I have the greatest of respect for Adobe as a company. They have produced some of the very best software out there and I have always found their support exemplary. Recently, they have been having problems both with their products and their earnings.

Illustrator 7 is not up to par by all general accounts and Photoshop 5 has been released with a fundament flaw in its text handling that makes it totally useless for type setting. They have also come in for much criticism for the lack of functionality with ImageReady although I find that it does what it is supposed to do very well.

Now they have released a public beta of Adobe ImageStyler and I am completely underwhelmed.

ImageStyler is one of those products aimed at the 'painting by numbers' market that produces 'professional looking' buttons and writes JavaScript for rollovers, image maps and such on the fly.
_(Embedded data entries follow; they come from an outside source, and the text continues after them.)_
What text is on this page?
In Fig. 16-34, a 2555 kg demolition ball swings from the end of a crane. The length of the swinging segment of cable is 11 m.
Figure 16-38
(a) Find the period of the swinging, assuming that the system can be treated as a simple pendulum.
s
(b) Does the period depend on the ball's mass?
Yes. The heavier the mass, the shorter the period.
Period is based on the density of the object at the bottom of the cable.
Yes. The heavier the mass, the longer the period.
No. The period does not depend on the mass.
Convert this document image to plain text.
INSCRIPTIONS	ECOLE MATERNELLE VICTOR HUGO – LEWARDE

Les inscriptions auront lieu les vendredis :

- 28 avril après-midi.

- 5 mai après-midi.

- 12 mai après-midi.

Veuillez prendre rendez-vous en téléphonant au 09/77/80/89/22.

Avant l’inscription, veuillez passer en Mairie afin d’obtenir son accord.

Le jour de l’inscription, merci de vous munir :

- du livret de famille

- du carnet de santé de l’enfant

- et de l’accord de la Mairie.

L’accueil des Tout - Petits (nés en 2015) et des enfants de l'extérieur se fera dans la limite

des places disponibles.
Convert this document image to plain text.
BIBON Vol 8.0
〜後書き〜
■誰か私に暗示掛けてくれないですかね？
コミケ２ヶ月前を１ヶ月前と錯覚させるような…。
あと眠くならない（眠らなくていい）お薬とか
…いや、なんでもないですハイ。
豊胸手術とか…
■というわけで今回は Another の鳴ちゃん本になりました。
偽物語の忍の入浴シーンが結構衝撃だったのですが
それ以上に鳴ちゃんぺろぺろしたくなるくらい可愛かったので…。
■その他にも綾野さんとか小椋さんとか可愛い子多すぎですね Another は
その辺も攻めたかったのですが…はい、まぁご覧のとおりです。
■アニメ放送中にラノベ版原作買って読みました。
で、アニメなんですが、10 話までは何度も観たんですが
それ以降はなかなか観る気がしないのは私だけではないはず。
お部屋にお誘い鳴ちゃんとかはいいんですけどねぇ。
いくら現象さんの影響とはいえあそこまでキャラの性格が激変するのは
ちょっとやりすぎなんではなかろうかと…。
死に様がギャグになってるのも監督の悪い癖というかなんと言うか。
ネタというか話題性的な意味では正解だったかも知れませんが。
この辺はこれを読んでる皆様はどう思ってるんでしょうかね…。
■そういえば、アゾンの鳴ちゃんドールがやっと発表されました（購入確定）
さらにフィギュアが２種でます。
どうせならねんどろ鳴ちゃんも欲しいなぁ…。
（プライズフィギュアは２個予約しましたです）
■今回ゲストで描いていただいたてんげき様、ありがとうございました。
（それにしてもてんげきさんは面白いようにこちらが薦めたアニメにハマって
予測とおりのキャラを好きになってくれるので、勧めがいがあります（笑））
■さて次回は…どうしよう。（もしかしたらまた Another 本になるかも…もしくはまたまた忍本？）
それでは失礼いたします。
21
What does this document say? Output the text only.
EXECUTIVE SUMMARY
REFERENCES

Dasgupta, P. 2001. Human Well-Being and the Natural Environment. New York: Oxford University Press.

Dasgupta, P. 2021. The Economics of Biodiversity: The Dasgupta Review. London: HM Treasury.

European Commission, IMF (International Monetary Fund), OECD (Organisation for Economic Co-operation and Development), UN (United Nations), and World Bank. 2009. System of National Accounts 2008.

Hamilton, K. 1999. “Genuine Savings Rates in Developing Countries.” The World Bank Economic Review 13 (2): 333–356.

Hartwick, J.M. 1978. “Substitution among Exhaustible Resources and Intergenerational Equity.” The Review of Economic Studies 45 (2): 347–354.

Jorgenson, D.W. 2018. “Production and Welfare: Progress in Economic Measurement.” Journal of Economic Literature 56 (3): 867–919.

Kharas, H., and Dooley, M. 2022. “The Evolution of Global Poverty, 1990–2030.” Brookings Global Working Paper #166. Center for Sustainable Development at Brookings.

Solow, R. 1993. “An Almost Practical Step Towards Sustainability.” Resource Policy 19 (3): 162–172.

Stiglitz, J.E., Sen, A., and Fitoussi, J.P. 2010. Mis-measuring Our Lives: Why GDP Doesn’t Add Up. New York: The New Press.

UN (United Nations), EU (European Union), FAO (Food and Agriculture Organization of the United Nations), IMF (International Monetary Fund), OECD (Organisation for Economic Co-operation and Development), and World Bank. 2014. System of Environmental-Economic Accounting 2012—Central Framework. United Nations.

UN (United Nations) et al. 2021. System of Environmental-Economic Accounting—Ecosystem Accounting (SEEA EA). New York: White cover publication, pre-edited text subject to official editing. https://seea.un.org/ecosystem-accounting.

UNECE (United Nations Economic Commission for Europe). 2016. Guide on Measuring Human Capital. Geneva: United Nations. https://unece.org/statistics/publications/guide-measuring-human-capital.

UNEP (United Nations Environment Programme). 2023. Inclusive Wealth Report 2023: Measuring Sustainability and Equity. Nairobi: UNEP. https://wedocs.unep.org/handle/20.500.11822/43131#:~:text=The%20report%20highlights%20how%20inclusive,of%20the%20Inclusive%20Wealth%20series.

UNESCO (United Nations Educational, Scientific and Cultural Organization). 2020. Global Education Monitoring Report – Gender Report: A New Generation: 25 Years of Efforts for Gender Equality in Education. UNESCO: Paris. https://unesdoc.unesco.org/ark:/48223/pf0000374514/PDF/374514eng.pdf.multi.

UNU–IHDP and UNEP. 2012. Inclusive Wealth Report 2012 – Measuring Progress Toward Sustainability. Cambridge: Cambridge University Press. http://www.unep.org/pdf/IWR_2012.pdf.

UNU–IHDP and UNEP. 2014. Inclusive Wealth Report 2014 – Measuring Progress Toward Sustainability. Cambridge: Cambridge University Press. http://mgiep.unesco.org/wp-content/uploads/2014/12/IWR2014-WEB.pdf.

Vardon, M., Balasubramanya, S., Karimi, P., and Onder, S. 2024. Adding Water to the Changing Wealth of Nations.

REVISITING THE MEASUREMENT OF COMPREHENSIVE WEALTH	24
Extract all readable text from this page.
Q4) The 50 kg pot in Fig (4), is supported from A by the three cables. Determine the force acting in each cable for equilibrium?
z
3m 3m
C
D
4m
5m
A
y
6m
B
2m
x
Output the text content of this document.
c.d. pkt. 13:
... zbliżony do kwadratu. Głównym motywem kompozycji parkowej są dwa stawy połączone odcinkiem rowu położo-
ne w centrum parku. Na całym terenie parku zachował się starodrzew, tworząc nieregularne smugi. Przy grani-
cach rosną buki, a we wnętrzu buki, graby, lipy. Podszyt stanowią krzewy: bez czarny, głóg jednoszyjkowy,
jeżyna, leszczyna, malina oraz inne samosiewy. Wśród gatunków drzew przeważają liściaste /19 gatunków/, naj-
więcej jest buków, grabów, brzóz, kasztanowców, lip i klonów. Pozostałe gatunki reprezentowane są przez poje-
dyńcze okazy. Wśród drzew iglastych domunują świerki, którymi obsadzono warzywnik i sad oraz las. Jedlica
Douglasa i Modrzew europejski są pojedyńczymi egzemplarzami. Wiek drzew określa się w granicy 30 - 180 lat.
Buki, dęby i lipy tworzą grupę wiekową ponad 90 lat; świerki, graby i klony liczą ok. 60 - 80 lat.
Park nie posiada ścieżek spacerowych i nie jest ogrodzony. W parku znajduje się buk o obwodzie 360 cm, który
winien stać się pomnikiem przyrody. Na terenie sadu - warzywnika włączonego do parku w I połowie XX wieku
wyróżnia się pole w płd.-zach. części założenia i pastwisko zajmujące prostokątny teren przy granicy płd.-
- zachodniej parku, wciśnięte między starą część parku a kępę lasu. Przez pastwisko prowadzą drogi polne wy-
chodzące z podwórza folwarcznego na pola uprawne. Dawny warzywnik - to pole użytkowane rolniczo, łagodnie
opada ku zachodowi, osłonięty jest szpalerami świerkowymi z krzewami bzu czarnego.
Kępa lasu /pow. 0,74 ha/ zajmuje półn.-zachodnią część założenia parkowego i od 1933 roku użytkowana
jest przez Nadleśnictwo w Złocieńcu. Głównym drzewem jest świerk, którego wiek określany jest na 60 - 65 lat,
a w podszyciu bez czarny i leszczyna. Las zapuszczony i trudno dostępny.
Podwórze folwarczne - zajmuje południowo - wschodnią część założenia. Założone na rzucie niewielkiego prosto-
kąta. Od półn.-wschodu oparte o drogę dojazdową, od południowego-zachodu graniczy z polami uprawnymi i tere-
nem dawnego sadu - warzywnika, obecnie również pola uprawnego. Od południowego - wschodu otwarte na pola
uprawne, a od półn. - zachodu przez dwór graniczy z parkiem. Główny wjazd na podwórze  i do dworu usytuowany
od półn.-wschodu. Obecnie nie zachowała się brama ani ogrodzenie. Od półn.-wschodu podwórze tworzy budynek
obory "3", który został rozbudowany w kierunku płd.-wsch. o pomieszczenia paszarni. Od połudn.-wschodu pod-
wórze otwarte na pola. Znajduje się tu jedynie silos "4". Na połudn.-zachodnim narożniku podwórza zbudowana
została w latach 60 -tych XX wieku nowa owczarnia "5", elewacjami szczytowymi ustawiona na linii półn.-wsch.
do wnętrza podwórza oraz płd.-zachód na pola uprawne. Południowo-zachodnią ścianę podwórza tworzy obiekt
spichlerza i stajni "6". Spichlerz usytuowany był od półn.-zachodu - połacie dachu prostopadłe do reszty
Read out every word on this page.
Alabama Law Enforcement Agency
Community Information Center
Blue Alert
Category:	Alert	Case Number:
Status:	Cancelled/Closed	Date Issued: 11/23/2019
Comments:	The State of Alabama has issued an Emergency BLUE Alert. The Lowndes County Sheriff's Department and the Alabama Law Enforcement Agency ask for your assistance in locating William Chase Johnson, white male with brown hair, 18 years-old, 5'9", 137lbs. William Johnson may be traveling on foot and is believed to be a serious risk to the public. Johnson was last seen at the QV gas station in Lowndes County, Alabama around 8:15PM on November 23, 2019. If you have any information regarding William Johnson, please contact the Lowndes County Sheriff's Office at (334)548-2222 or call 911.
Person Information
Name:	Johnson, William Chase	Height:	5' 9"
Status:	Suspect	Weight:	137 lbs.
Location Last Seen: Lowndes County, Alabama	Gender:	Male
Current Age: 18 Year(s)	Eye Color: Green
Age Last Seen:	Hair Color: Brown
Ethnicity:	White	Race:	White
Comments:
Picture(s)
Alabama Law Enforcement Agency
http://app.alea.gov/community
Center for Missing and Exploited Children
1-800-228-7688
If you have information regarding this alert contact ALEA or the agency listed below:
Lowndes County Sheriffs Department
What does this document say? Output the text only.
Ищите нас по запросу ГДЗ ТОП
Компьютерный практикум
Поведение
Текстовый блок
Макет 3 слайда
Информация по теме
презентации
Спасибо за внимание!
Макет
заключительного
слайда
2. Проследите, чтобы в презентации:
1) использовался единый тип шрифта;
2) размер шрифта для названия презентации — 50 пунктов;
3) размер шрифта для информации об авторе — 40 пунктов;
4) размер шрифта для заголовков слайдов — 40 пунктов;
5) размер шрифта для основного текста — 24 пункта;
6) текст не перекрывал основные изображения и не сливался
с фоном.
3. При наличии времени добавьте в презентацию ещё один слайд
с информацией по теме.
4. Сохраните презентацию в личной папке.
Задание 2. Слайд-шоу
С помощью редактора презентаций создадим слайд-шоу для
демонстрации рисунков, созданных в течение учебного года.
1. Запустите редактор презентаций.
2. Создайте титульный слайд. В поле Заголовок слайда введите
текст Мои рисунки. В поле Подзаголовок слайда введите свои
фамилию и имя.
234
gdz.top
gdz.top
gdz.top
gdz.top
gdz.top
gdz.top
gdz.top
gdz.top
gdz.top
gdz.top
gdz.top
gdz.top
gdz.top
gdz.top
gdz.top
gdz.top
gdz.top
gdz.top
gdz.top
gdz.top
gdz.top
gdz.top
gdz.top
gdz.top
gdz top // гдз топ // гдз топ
Although it all works as it claims, the JavaScript code it produces is overly verbose, much of it being redundant and inefficient. It just bloats the Web page without contributing anything and the people that the product is aimed at won't know what to remove.

It can also apply a plethora of predefined 2D and 3D effects to type and images but in a tired and clichéd way that will only appeal to those as lacking in imagination as they are in skill. It is not so much a tool as a crutch?

An enabling technology, like Photoshop, is a tool with virtually no limits to its application and depends only on the skill of the user. A crutch is very limited in its use, a support, which if removed, causes the user to fall over. The problem is that if you come to rely on a crutch totally, you may never feel the need to try to walk unaided. To sell someone a crutch in the guise of a 'tool' is not doing anyone any favors.

Had the functionality of ImageStyler been built into ImageReady, I could have accepted it as 'padding'. There is, after all, a lot of 'padding' in software products to increase their perceived value. But, as a stand-alone product, I find ImageStyler pointless and not really worthy of the Adobe brand name.

Unless they can find some compelling, saving grace before it goes final, I don't see ImageStyler making a big impression on the Web design community, especially at $129!

Adobe ImageStyler (Beta)
Features red bar50%
Ease of Use yellow bar80%
Value for Money green bar45%
'Must Have' Factor blue bar40%
Manufacturer Adobe
Price US$129 for all platforms.
Summary Easy to use but does too little for the price.